WEB, THE (aka: BLACK VELVET)
(director: Michael Gordon; screenwriters: from a story by Harry Kurnitz/Bertram Millhauser/William Bowers; cinematographer: Irving Glassberg; editor: Russell Schoengarth; music: Hans Salter; cast: William Bendix (Lt. Damico), Ella Raines (Noel Faraday), Edmund O’Brien (Bob Regan), Vincent Price (Andrew Colby), Maria Palmer (Martha Kroner), John Abbott (Charles Murdock), Fritz Leiber(Leopold Kroner), Tito Vuolo(Emilio Canepa); Runtime: 87; MPAA Rating: NR; producer: Jerry Bresler; Universal-International; 1947)

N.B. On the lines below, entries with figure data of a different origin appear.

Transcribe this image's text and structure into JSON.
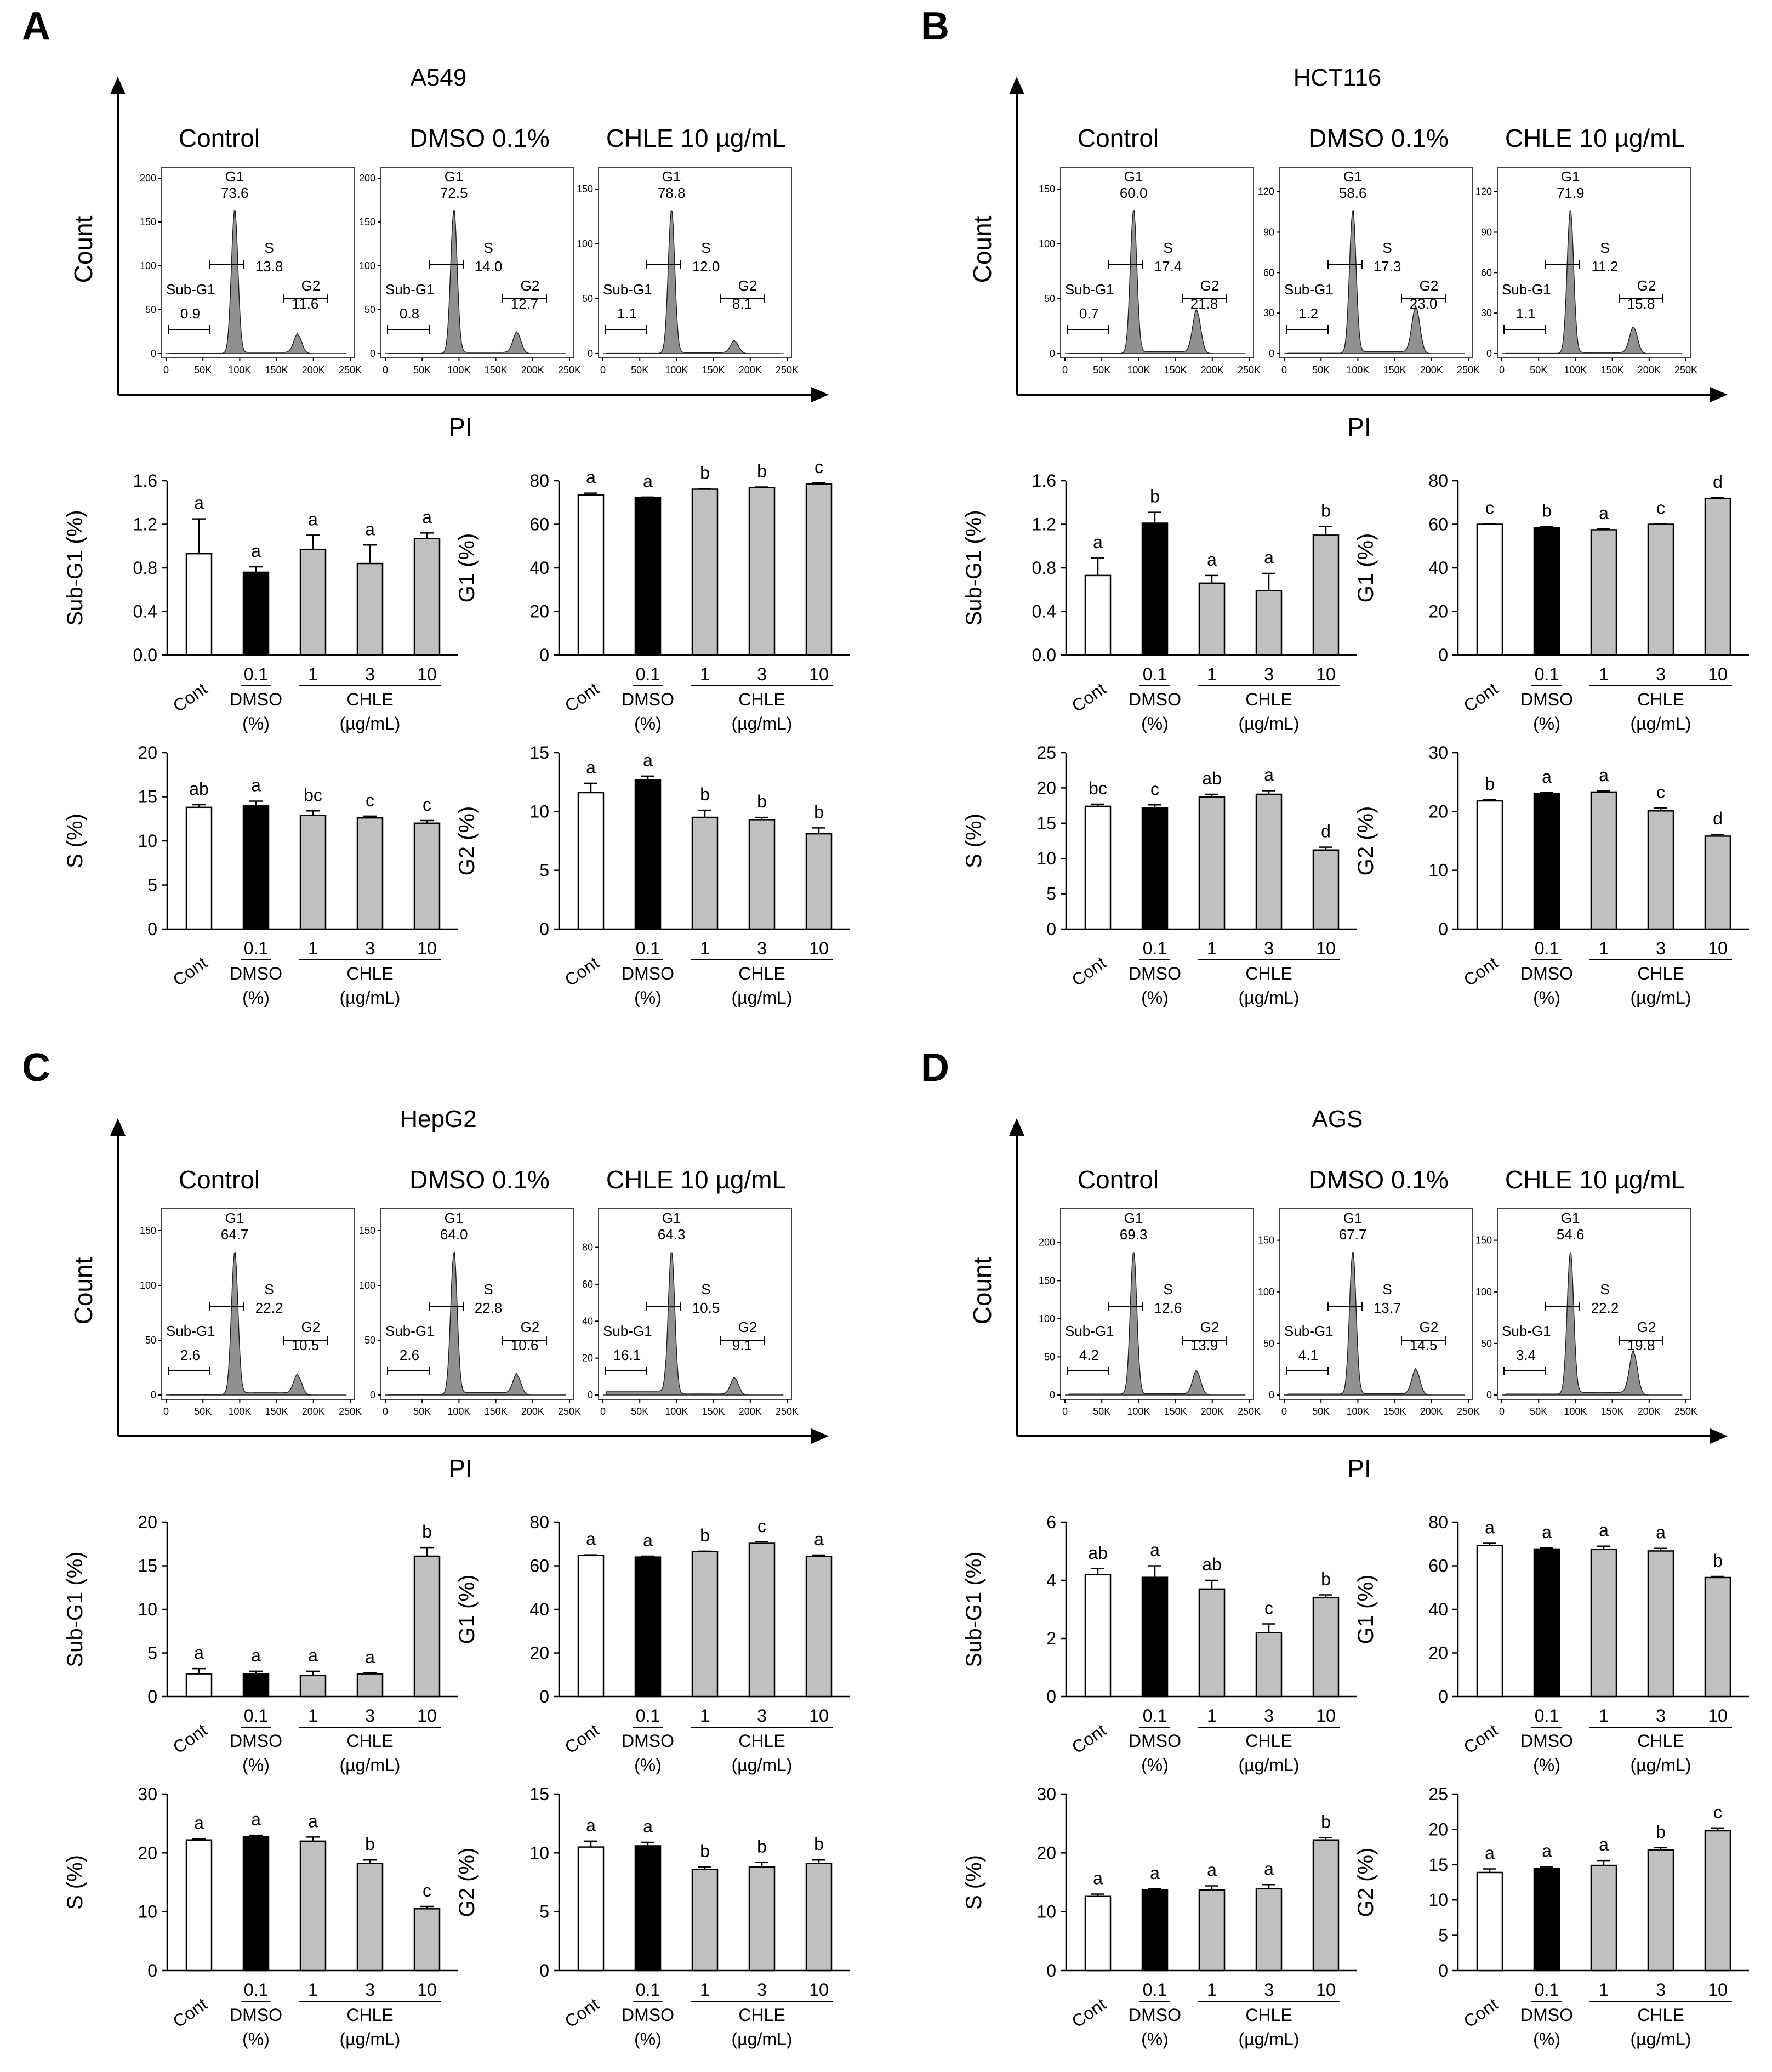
{
  "colors": {
    "control": "#ffffff",
    "dmso": "#000000",
    "chle": "#c0c0c0",
    "histogram": "#909090",
    "axis": "#000000"
  },
  "common": {
    "histo_headers": [
      "Control",
      "DMSO 0.1%",
      "CHLE 10 µg/mL"
    ],
    "flow_xticks": [
      "0",
      "50K",
      "100K",
      "150K",
      "200K",
      "250K"
    ],
    "gate_labels": {
      "subg1": "Sub-G1",
      "g1": "G1",
      "s": "S",
      "g2": "G2"
    },
    "xlabel": "PI",
    "ylabel": "Count",
    "categories": [
      "Cont",
      "0.1",
      "1",
      "3",
      "10"
    ],
    "dmso_label": "DMSO",
    "dmso_unit": "(%)",
    "chle_label": "CHLE",
    "chle_unit": "(µg/mL)"
  },
  "chart_data": [
    {
      "panel": "A",
      "cell_line": "A549",
      "type": "bar",
      "histograms": [
        {
          "yticks": [
            "0",
            "50",
            "100",
            "150",
            "200"
          ],
          "ymax": 200,
          "g1": "73.6",
          "s": "13.8",
          "g2": "11.6",
          "subg1": "0.9"
        },
        {
          "yticks": [
            "0",
            "50",
            "100",
            "150",
            "200"
          ],
          "ymax": 200,
          "g1": "72.5",
          "s": "14.0",
          "g2": "12.7",
          "subg1": "0.8"
        },
        {
          "yticks": [
            "0",
            "50",
            "100",
            "150"
          ],
          "ymax": 160,
          "g1": "78.8",
          "s": "12.0",
          "g2": "8.1",
          "subg1": "1.1"
        }
      ],
      "bars": [
        {
          "ylabel": "Sub-G1 (%)",
          "ylim": [
            0,
            1.6
          ],
          "yticks": [
            "0.0",
            "0.4",
            "0.8",
            "1.2",
            "1.6"
          ],
          "values": [
            0.93,
            0.76,
            0.97,
            0.84,
            1.07
          ],
          "errors": [
            0.32,
            0.05,
            0.13,
            0.17,
            0.05
          ],
          "letters": [
            "a",
            "a",
            "a",
            "a",
            "a"
          ]
        },
        {
          "ylabel": "G1 (%)",
          "ylim": [
            0,
            80
          ],
          "yticks": [
            "0",
            "20",
            "40",
            "60",
            "80"
          ],
          "values": [
            73.5,
            72.2,
            76.1,
            76.8,
            78.5
          ],
          "errors": [
            0.8,
            0.3,
            0.3,
            0.3,
            0.5
          ],
          "letters": [
            "a",
            "a",
            "b",
            "b",
            "c"
          ]
        },
        {
          "ylabel": "S (%)",
          "ylim": [
            0,
            20
          ],
          "yticks": [
            "0",
            "5",
            "10",
            "15",
            "20"
          ],
          "values": [
            13.8,
            14.0,
            12.9,
            12.6,
            12.0
          ],
          "errors": [
            0.3,
            0.5,
            0.5,
            0.2,
            0.3
          ],
          "letters": [
            "ab",
            "a",
            "bc",
            "c",
            "c"
          ]
        },
        {
          "ylabel": "G2 (%)",
          "ylim": [
            0,
            15
          ],
          "yticks": [
            "0",
            "5",
            "10",
            "15"
          ],
          "values": [
            11.6,
            12.7,
            9.5,
            9.3,
            8.1
          ],
          "errors": [
            0.8,
            0.3,
            0.6,
            0.2,
            0.5
          ],
          "letters": [
            "a",
            "a",
            "b",
            "b",
            "b"
          ]
        }
      ]
    },
    {
      "panel": "B",
      "cell_line": "HCT116",
      "type": "bar",
      "histograms": [
        {
          "yticks": [
            "0",
            "50",
            "100",
            "150"
          ],
          "ymax": 160,
          "g1": "60.0",
          "s": "17.4",
          "g2": "21.8",
          "subg1": "0.7"
        },
        {
          "yticks": [
            "0",
            "30",
            "60",
            "90",
            "120"
          ],
          "ymax": 130,
          "g1": "58.6",
          "s": "17.3",
          "g2": "23.0",
          "subg1": "1.2"
        },
        {
          "yticks": [
            "0",
            "30",
            "60",
            "90",
            "120"
          ],
          "ymax": 130,
          "g1": "71.9",
          "s": "11.2",
          "g2": "15.8",
          "subg1": "1.1"
        }
      ],
      "bars": [
        {
          "ylabel": "Sub-G1 (%)",
          "ylim": [
            0,
            1.6
          ],
          "yticks": [
            "0.0",
            "0.4",
            "0.8",
            "1.2",
            "1.6"
          ],
          "values": [
            0.73,
            1.21,
            0.66,
            0.59,
            1.1
          ],
          "errors": [
            0.16,
            0.1,
            0.07,
            0.16,
            0.08
          ],
          "letters": [
            "a",
            "b",
            "a",
            "a",
            "b"
          ]
        },
        {
          "ylabel": "G1 (%)",
          "ylim": [
            0,
            80
          ],
          "yticks": [
            "0",
            "20",
            "40",
            "60",
            "80"
          ],
          "values": [
            60.0,
            58.5,
            57.5,
            60.0,
            71.9
          ],
          "errors": [
            0.3,
            0.5,
            0.4,
            0.3,
            0.3
          ],
          "letters": [
            "c",
            "b",
            "a",
            "c",
            "d"
          ]
        },
        {
          "ylabel": "S (%)",
          "ylim": [
            0,
            25
          ],
          "yticks": [
            "0",
            "5",
            "10",
            "15",
            "20",
            "25"
          ],
          "values": [
            17.4,
            17.2,
            18.7,
            19.1,
            11.2
          ],
          "errors": [
            0.3,
            0.4,
            0.4,
            0.5,
            0.4
          ],
          "letters": [
            "bc",
            "c",
            "ab",
            "a",
            "d"
          ]
        },
        {
          "ylabel": "G2 (%)",
          "ylim": [
            0,
            30
          ],
          "yticks": [
            "0",
            "10",
            "20",
            "30"
          ],
          "values": [
            21.8,
            23.0,
            23.3,
            20.1,
            15.8
          ],
          "errors": [
            0.2,
            0.2,
            0.2,
            0.5,
            0.3
          ],
          "letters": [
            "b",
            "a",
            "a",
            "c",
            "d"
          ]
        }
      ]
    },
    {
      "panel": "C",
      "cell_line": "HepG2",
      "type": "bar",
      "histograms": [
        {
          "yticks": [
            "0",
            "50",
            "100",
            "150"
          ],
          "ymax": 160,
          "g1": "64.7",
          "s": "22.2",
          "g2": "10.5",
          "subg1": "2.6"
        },
        {
          "yticks": [
            "0",
            "50",
            "100",
            "150"
          ],
          "ymax": 160,
          "g1": "64.0",
          "s": "22.8",
          "g2": "10.6",
          "subg1": "2.6"
        },
        {
          "yticks": [
            "0",
            "20",
            "40",
            "60",
            "80"
          ],
          "ymax": 95,
          "g1": "64.3",
          "s": "10.5",
          "g2": "9.1",
          "subg1": "16.1"
        }
      ],
      "bars": [
        {
          "ylabel": "Sub-G1 (%)",
          "ylim": [
            0,
            20
          ],
          "yticks": [
            "0",
            "5",
            "10",
            "15",
            "20"
          ],
          "values": [
            2.6,
            2.6,
            2.4,
            2.6,
            16.1
          ],
          "errors": [
            0.6,
            0.3,
            0.5,
            0.1,
            1.0
          ],
          "letters": [
            "a",
            "a",
            "a",
            "a",
            "b"
          ]
        },
        {
          "ylabel": "G1 (%)",
          "ylim": [
            0,
            80
          ],
          "yticks": [
            "0",
            "20",
            "40",
            "60",
            "80"
          ],
          "values": [
            64.7,
            64.0,
            66.5,
            70.3,
            64.3
          ],
          "errors": [
            0.3,
            0.4,
            0.2,
            0.7,
            0.6
          ],
          "letters": [
            "a",
            "a",
            "b",
            "c",
            "a"
          ]
        },
        {
          "ylabel": "S (%)",
          "ylim": [
            0,
            30
          ],
          "yticks": [
            "0",
            "10",
            "20",
            "30"
          ],
          "values": [
            22.2,
            22.8,
            22.0,
            18.2,
            10.5
          ],
          "errors": [
            0.2,
            0.2,
            0.7,
            0.6,
            0.4
          ],
          "letters": [
            "a",
            "a",
            "a",
            "b",
            "c"
          ]
        },
        {
          "ylabel": "G2 (%)",
          "ylim": [
            0,
            15
          ],
          "yticks": [
            "0",
            "5",
            "10",
            "15"
          ],
          "values": [
            10.5,
            10.6,
            8.6,
            8.8,
            9.1
          ],
          "errors": [
            0.5,
            0.3,
            0.2,
            0.4,
            0.3
          ],
          "letters": [
            "a",
            "a",
            "b",
            "b",
            "b"
          ]
        }
      ]
    },
    {
      "panel": "D",
      "cell_line": "AGS",
      "type": "bar",
      "histograms": [
        {
          "yticks": [
            "0",
            "50",
            "100",
            "150",
            "200"
          ],
          "ymax": 230,
          "g1": "69.3",
          "s": "12.6",
          "g2": "13.9",
          "subg1": "4.2"
        },
        {
          "yticks": [
            "0",
            "50",
            "100",
            "150"
          ],
          "ymax": 170,
          "g1": "67.7",
          "s": "13.7",
          "g2": "14.5",
          "subg1": "4.1"
        },
        {
          "yticks": [
            "0",
            "50",
            "100",
            "150"
          ],
          "ymax": 170,
          "g1": "54.6",
          "s": "22.2",
          "g2": "19.8",
          "subg1": "3.4"
        }
      ],
      "bars": [
        {
          "ylabel": "Sub-G1 (%)",
          "ylim": [
            0,
            6
          ],
          "yticks": [
            "0",
            "2",
            "4",
            "6"
          ],
          "values": [
            4.2,
            4.1,
            3.7,
            2.2,
            3.4
          ],
          "errors": [
            0.2,
            0.4,
            0.3,
            0.3,
            0.1
          ],
          "letters": [
            "ab",
            "a",
            "ab",
            "c",
            "b"
          ]
        },
        {
          "ylabel": "G1 (%)",
          "ylim": [
            0,
            80
          ],
          "yticks": [
            "0",
            "20",
            "40",
            "60",
            "80"
          ],
          "values": [
            69.3,
            67.7,
            67.5,
            66.8,
            54.6
          ],
          "errors": [
            1.0,
            0.5,
            1.5,
            1.2,
            0.5
          ],
          "letters": [
            "a",
            "a",
            "a",
            "a",
            "b"
          ]
        },
        {
          "ylabel": "S (%)",
          "ylim": [
            0,
            30
          ],
          "yticks": [
            "0",
            "10",
            "20",
            "30"
          ],
          "values": [
            12.6,
            13.7,
            13.7,
            13.9,
            22.2
          ],
          "errors": [
            0.4,
            0.2,
            0.7,
            0.7,
            0.4
          ],
          "letters": [
            "a",
            "a",
            "a",
            "a",
            "b"
          ]
        },
        {
          "ylabel": "G2 (%)",
          "ylim": [
            0,
            25
          ],
          "yticks": [
            "0",
            "5",
            "10",
            "15",
            "20",
            "25"
          ],
          "values": [
            13.9,
            14.5,
            14.9,
            17.1,
            19.8
          ],
          "errors": [
            0.5,
            0.2,
            0.7,
            0.3,
            0.4
          ],
          "letters": [
            "a",
            "a",
            "a",
            "b",
            "c"
          ]
        }
      ]
    }
  ]
}
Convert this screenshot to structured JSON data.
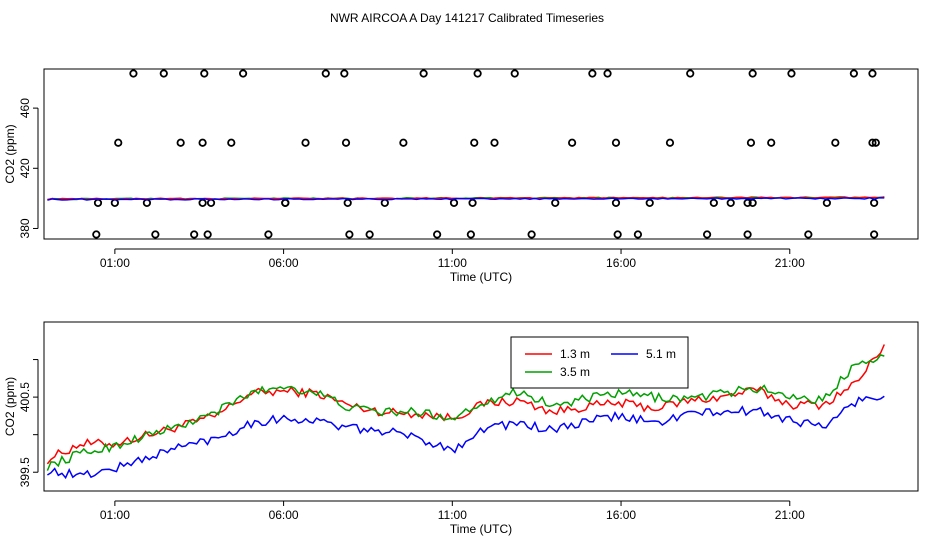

“A great cast digs into this film noir with relish.“
Reviewed by Dennis Schwartz
Top-of-the-line B film crime drama. A great cast digs into this film noir with relish. Director Michael Gordon (“Pillow Talk”/”Texas Across the River“/”Boston Blackie Goes Hollywood“) keeps things breezy and topped off with zesty mustard. Writers Bertram Millhauser and William Bowers keep the story by Harry Kurnitz free of any dull momenta. The pic has the following things going for it: William Bendix is superb playing a smart cop against type, a sassy Ella Raines smoothly swinging her hips is good for the eyes and ears, a slimy Vincent Price as the sinister villain makes your blood boil in an entertaining way, and a rarely seen as slim Edmund O’Brien is oafishly prancing around as the good guy lawyer of the people and makes for a likable hero.
After five years in prison the elderly embezzler Leopold Kroner (Fritz Leiber) is released and met at Manhattan’s Grand Central Station by his daughter (Maria Palmer). Kroner was a former partner of Andrew Colby (Vincent Price), the oily wealthy financier. Kroner confessed to stealing $1,000,000 in bonds that have never been recovered, as he replaced them with counterfeit bonds. Colby tells his trusted henchman servant Charles Murdock (John Abbott) that he’s been threatened by Kroner, who blames him for his imprisonment. The ruthless businessman then on a whim hires the struggling brash small-time lawyer Bob Regan (Edmund O’Brien) to be his bodyguard for two weeks before he goes to Paris, and pays him the ridiculous amount of $5,000. The untrustworthy industrialist schemes to set Regan up as a patsy, as he gives him his gun and makes him happy as he lets him flirt with his elegant secretary and live-in loverNoel Faraday (Ella Raines). When Regan, on his first night on the job, hears a gunshot in Colby’s room, he rushes in and finds Kroner pointing a gun at him and kills him in self-defense. The cop in charge of the homicide investigation, Lt. Damico (William Bendix), smells something fishy, but lets Regan go after lecturing him that he’s pretty stupid for a lawyer. The gruff cop goes on to cynically question how someone who practices law can let himself fall for Colby’s sweet job offer without thinking about why he would want to pay him so much. Damico can talk so frankly to Regan because he was friends with Regan’s dad when they lived in Little Italy, and knows his friend’s son is not guilty (but that doesn’t stop the cop from having him followed from now on).
Things get complicated as the pushy Regan finally wins Noel’s heart (smartly telling her-“France fell in eighteen days, and you’re not as tough as France”).
The lawyer upon further investigation believes Damico was right, that he was set-up to be the fall guy to eliminate the business associate Colby screwed. Regan learns from the vic’s anguished daughter (Maria Palmer) that her pop only came around to Colby’s asking about the million dollars when he was invited, and the gun was planted on him since he never owned a gun. When Regan asks too many questions, the suspicious Colby frames him in a murder/robbery. But this time Damico springs a trap that snares the snake-like Colby and allows the lovers to get out of the greedy killer’s clutches and no longer be wanted by the law.